To acquire insights into these questions, this paper draws on two methods—a mapping exercise of civil society initiatives and a survey of leading CSOs working in this field. This approach reveals that CSOs bring a wide range of skill sets to the problem of digital disinformation. Some organizations focus on digital media literacy and education; others engage in advocacy and policy work. Another segment has developed expertise in fact-checking and verification. Other organizations have developed refined technical skills for extracting and analyzing data from social media platforms.

This research yielded several clear observations about the state of CSO responses to disinformation and, in turn, suggests several recommendations for paths forward.
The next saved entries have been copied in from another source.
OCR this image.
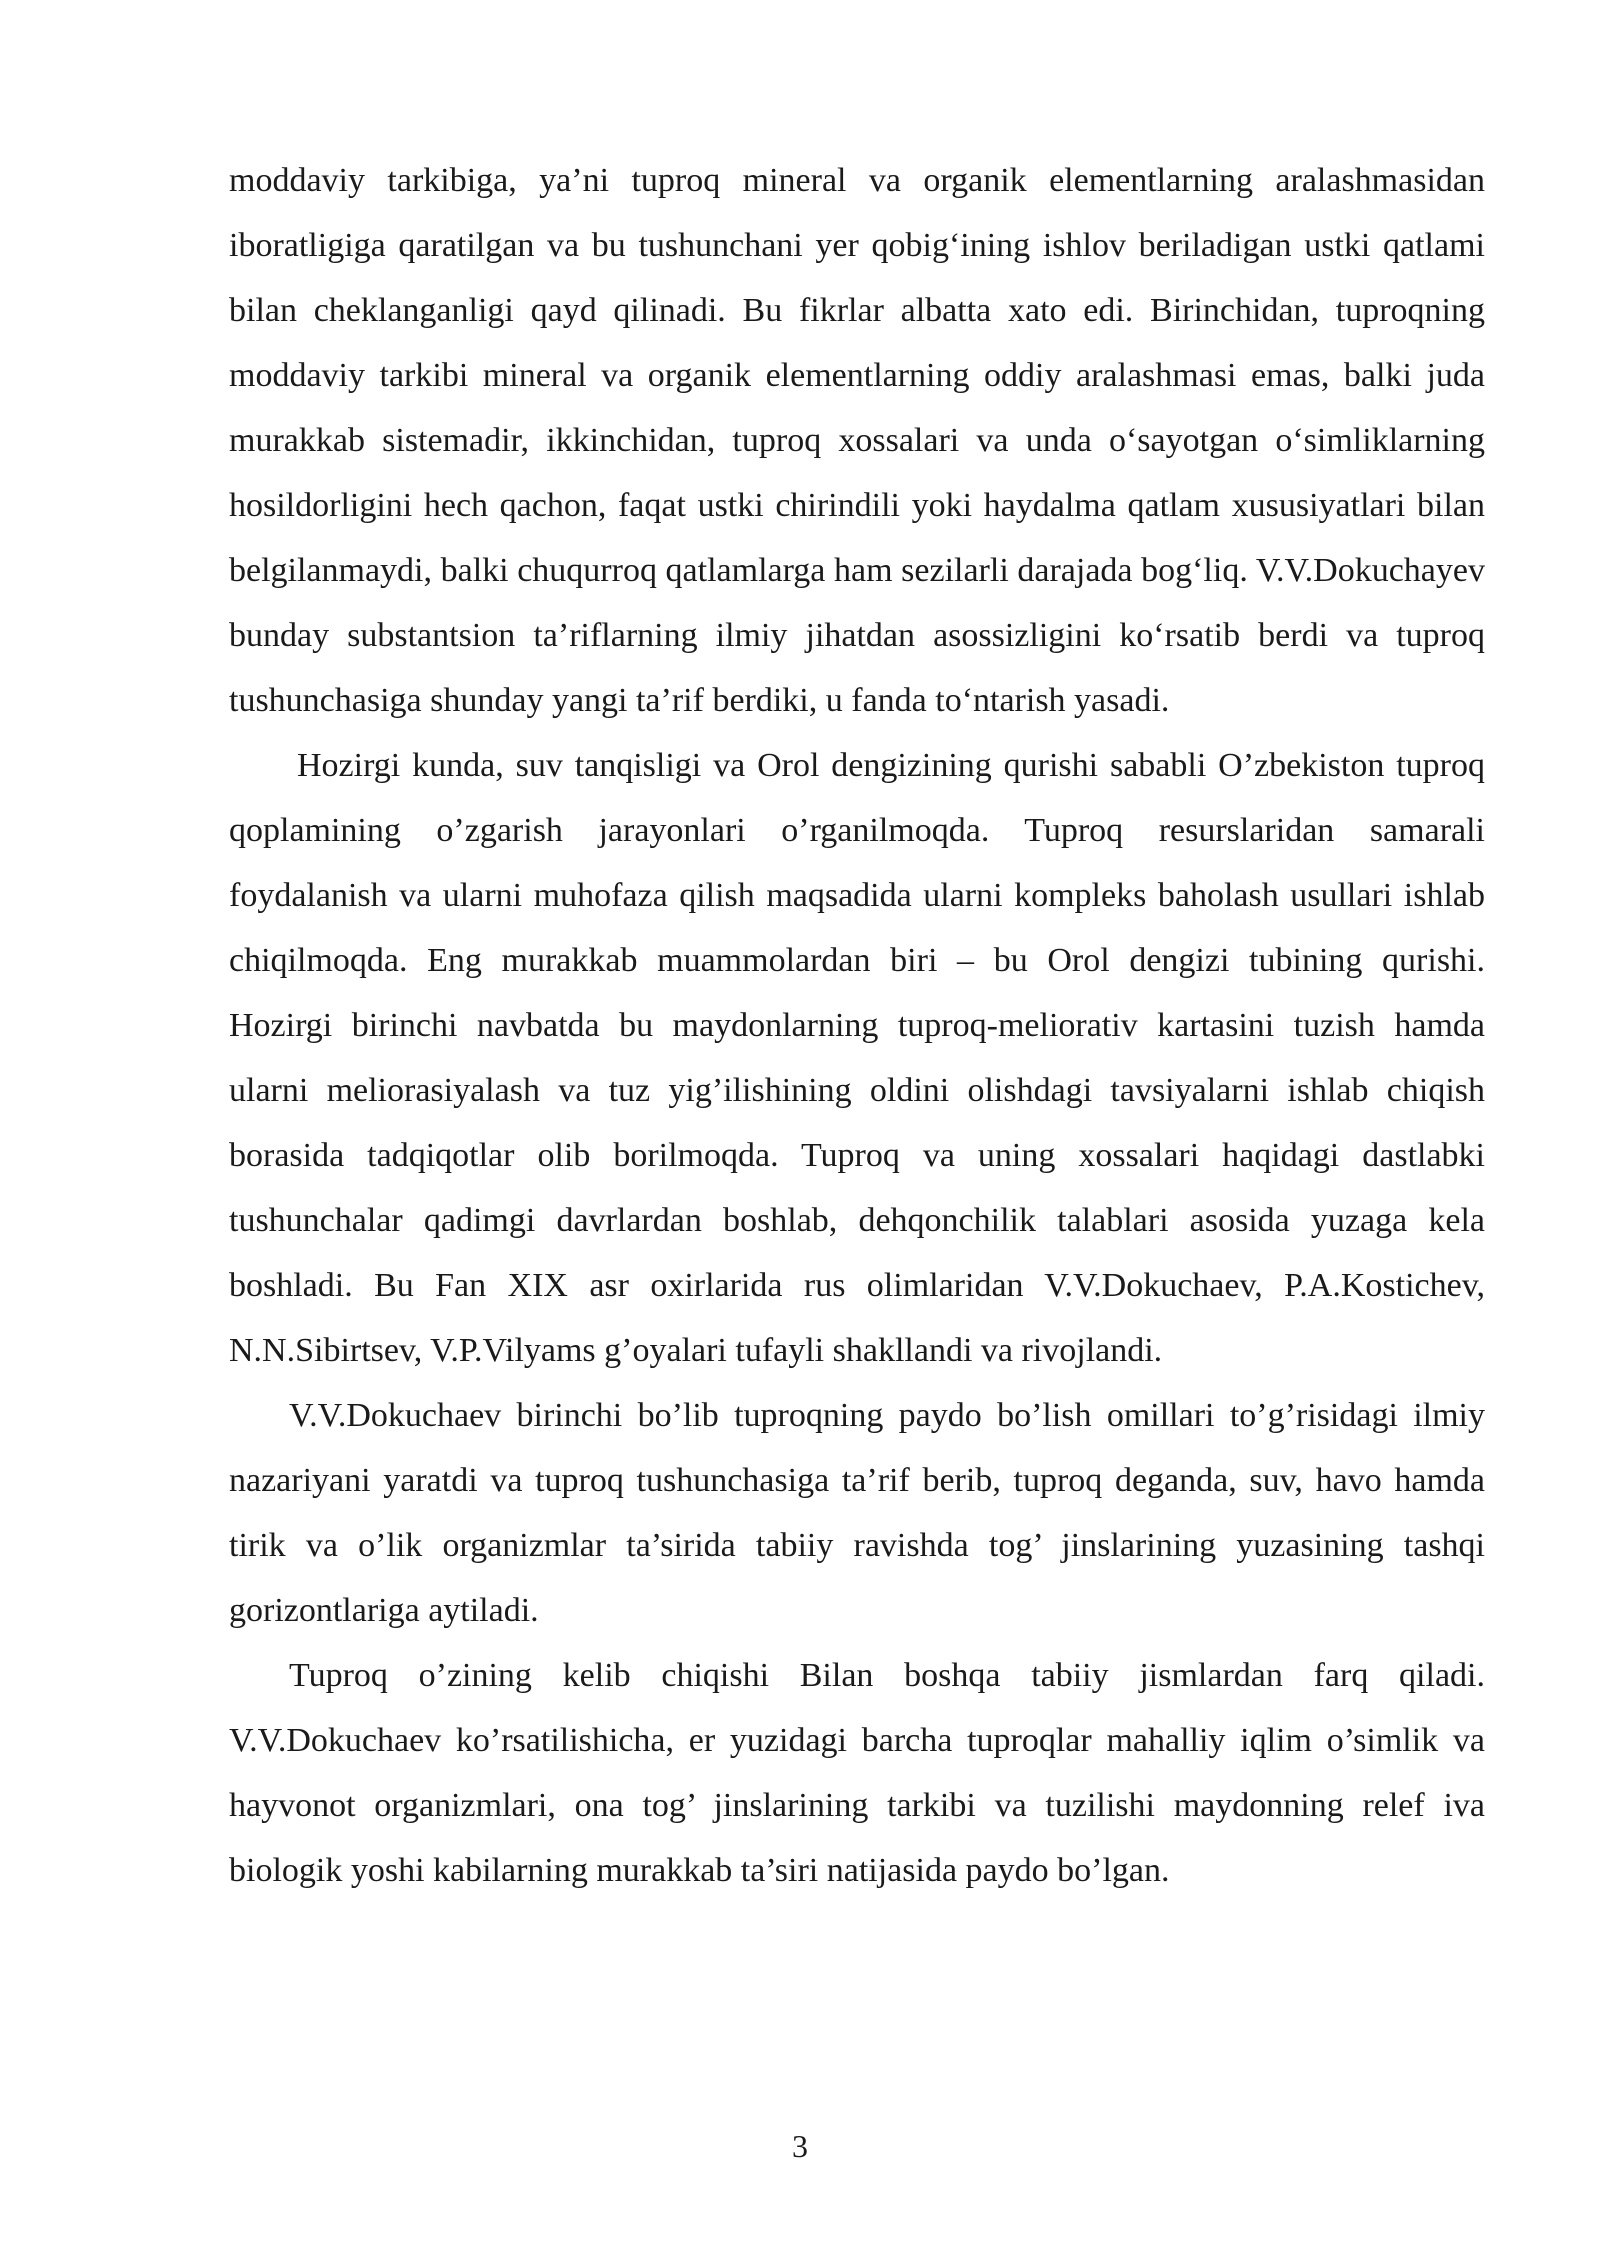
moddaviy tarkibiga, ya’ni tuproq mineral va organik elementlarning aralashmasidan iboratligiga qaratilgan va bu tushunchani yer qobig‘ining ishlov beriladigan ustki qatlami bilan cheklanganligi qayd qilinadi. Bu fikrlar albatta xato edi. Birinchidan, tuproqning moddaviy tarkibi mineral va organik elementlarning oddiy aralashmasi emas, balki juda murakkab sistemadir, ikkinchidan, tuproq xossalari va unda o‘sayotgan o‘simliklarning hosildorligini hech qachon, faqat ustki chirindili yoki haydalma qatlam xususiyatlari bilan belgilanmaydi, balki chuqurroq qatlamlarga ham sezilarli darajada bog‘liq. V.V.Dokuchayev bunday substantsion ta’riflarning ilmiy jihatdan asossizligini ko‘rsatib berdi va tuproq tushunchasiga shunday yangi ta’rif berdiki, u fanda to‘ntarish yasadi.

Hozirgi kunda, suv tanqisligi va Orol dengizining qurishi sababli O’zbekiston tuproq qoplamining o’zgarish jarayonlari o’rganilmoqda. Tuproq resurslaridan samarali foydalanish va ularni muhofaza qilish maqsadida ularni kompleks baholash usullari ishlab chiqilmoqda. Eng murakkab muammolardan biri – bu Orol dengizi tubining qurishi. Hozirgi birinchi navbatda bu maydonlarning tuproq-meliorativ kartasini tuzish hamda ularni meliorasiyalash va tuz yig’ilishining oldini olishdagi tavsiyalarni ishlab chiqish borasida tadqiqotlar olib borilmoqda. Tuproq va uning xossalari haqidagi dastlabki tushunchalar qadimgi davrlardan boshlab, dehqonchilik talablari asosida yuzaga kela boshladi. Bu Fan XIX asr oxirlarida rus olimlaridan V.V.Dokuchaev, P.A.Kostichev, N.N.Sibirtsev, V.P.Vilyams g’oyalari tufayli shakllandi va rivojlandi.

V.V.Dokuchaev birinchi bo’lib tuproqning paydo bo’lish omillari to’g’risidagi ilmiy nazariyani yaratdi va tuproq tushunchasiga ta’rif berib, tuproq deganda, suv, havo hamda tirik va o’lik organizmlar ta’sirida tabiiy ravishda tog’ jinslarining yuzasining tashqi gorizontlariga aytiladi.

Tuproq o’zining kelib chiqishi Bilan boshqa tabiiy jismlardan farq qiladi. V.V.Dokuchaev ko’rsatilishicha, er yuzidagi barcha tuproqlar mahalliy iqlim o’simlik va hayvonot organizmlari, ona tog’ jinslarining tarkibi va tuzilishi maydonning relef iva biologik yoshi kabilarning murakkab ta’siri natijasida paydo bo’lgan.

3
  • Prioritize Skill Diffusion and Knowledge Transfer. Civil society organizations seeking funding for counter-disinformation initiatives should emphasize the importance of skill diffusion and knowledge-transfer initiatives. The siloed nature of disinformation research points to a growing need to blend technical expertise with deep cultural and political knowledge.
  • CSO researchers lack sufficient access to social media data. Survey respondents identified insufficient access to data as a challenge. Sometimes data are not made available to CSOs; in other instances, data are made available in formats that are not workable for meaningful research purposes. Unequal access to the data that private companies do provide can exacerbate regional inequities, and the nature of data sharing by social media platforms can unduly shape the space for inquiry by civil society and other researchers. Funders, platforms, and other key actors should develop approaches that provide
    more consistent, inclusive data access to CSOs.
  • Duplicative programming hampers innovation. CSOs drawing on similar tools, approaches, and techniques to meet similar goals pointed to three main factors preventing more specialized, innovative initiatives: lack of coordination, lack of specific expertise, and lack of flexible funding. Community building and collaboration among relevant organizations deserve more investment, as do initiatives that partner larger, established organizations with smaller or growing ones, or pool efforts, skill sets, and expertise to encourage diverse research by design rather than by coincidence.
  • Relationships with tech platforms vary across regions. Surveyed CSOs often held simultaneously skeptical and positive opinions about their relationships with social media companies. Some receive preferential access to data and even funding for their work (raising concerns about independence), while others report a lack of responsiveness from company representatives. In the Global South and Eastern Europe, many CSOs expressed concern that platforms failed to meaningfully engage with them on issues of critical concern.
  • More flexible funding and more diverse research are both necessary. To encourage greater platform accountability across varied geographic contexts, CSOs and their funders should draw on the perspectives of specific, under-analyzed communities.
  • Regional divides in capacity influence the types of responses pursued by CSOs. Technology-reliant and resource-intensive responses are more common in North America and, to a lesser extent, Europe, and CSO representatives in those regions are more likely to have backgrounds in technology, software engineering, or data analysis. By extension, they are less likely to have backgrounds in fields often traditionally associated with CSOs, such as human rights, law, or the social sciences. To bridge these gaps, funders should emphasize support that builds knowledge between technical experts, civil
    society, and journalism, with a particular emphasis on the Global South and smaller organizations working in underserved settings. The sphere devoted to combating disinformation must continue to evolve. Critical to this evolution will be civil society access to data, funding, and skills necessary for
    the next generation of disinformation responses. The strength of these responses will be integral to shoring up democracy at a time when society is becoming increasingly digital.